CHARLESTON, W.Va. -- Cumbersome certificate of need requirements are contributing to a shortage of in-home personal care providers for senior citizens, members of the House Committee on Senior Citizen Issues learned Wednesday.
Attorney Andrew Ellis said that companies seeking to provide in-home care services not only have to get a certificate from the state Health Care Authority, but must get a letter from the Bureau of Medical Services verifying that the services to be provided will not impose an additional financial burden on the state.
"I have clients out there who have the ability to provide personal care services, who have staff to provide personal care services, but can't get the certificate of need required by law," he said.

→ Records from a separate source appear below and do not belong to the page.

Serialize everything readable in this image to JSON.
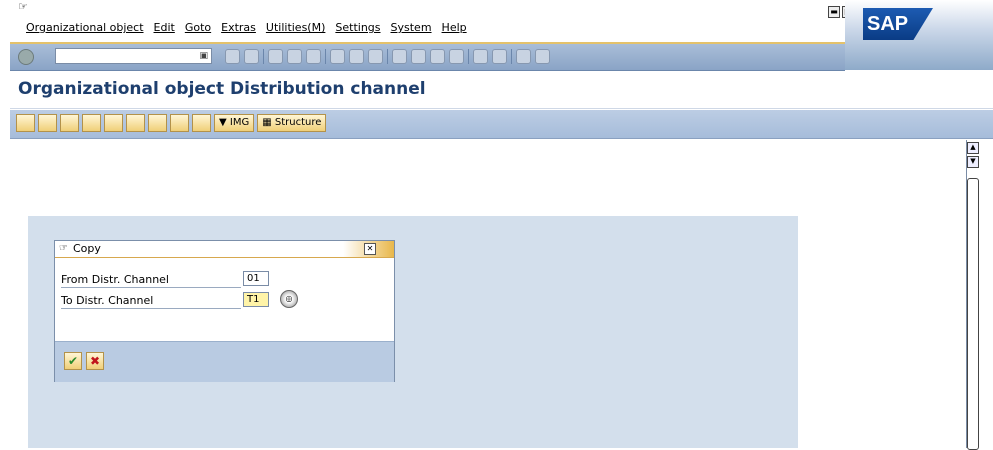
{
  "menu": {
    "items": [
      "Organizational object",
      "Edit",
      "Goto",
      "Extras",
      "Utilities(M)",
      "Settings",
      "System",
      "Help"
    ]
  },
  "brand": {
    "logo_text": "SAP"
  },
  "toolbar": {
    "command_value": "",
    "icons": [
      "enter-icon",
      "back-icon",
      "save-icon",
      "back-nav-icon",
      "exit-icon",
      "cancel-icon",
      "print-icon",
      "find-icon",
      "find-next-icon",
      "first-page-icon",
      "prev-page-icon",
      "next-page-icon",
      "last-page-icon",
      "new-session-icon",
      "shortcut-icon",
      "help-icon",
      "layout-icon"
    ]
  },
  "title": {
    "text": "Organizational object Distribution channel"
  },
  "app_toolbar": {
    "icons": [
      "change-icon",
      "copy-icon",
      "copy-with-reference-icon",
      "delete-icon",
      "transport-icon",
      "truck-icon",
      "check-icon",
      "assign-icon",
      "info-icon"
    ],
    "img_label": "IMG",
    "structure_label": "Structure"
  },
  "dialog": {
    "title": "Copy",
    "from_label": "From Distr. Channel",
    "from_value": "01",
    "to_label": "To Distr. Channel",
    "to_value": "T1"
  },
  "colors": {
    "accent": "#1e3f6e",
    "toolbar": "#a6bcda",
    "active_field": "#fff4a8"
  }
}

One client, whom he said had hoped to provide services in a 12-county area of Southern West Virginia, was denied a certificate after the Bureau of Medical Services sent a letter stating that there would be "nominal additional cost" to the state.
Meanwhile, an informal survey of 52 registered personal care providers around the state found that that virtually all had limited availability of services, and had waiting lists ranging in time from weeks to months, depending on the services requested.
In the survey, conducted Feb. 27 to March 11 by TSG Consulting, the personal care providers were asked about the availability of services for a hypothetical great aunt in her late 70s who lives alone and has no family in the immediate area.
In the request, the woman requires basic grooming and care in the morning and evening, and on weekends and holidays.
Nearly 60 percent of the providers surveyed provide services only on weekdays. Only two offered services on holidays.
Nearly 95 percent of providers also indicated that services are available only during normal office hours, usually either between 8 a.m. and 4 p.m. or from 9 a.m. to 5 p.m.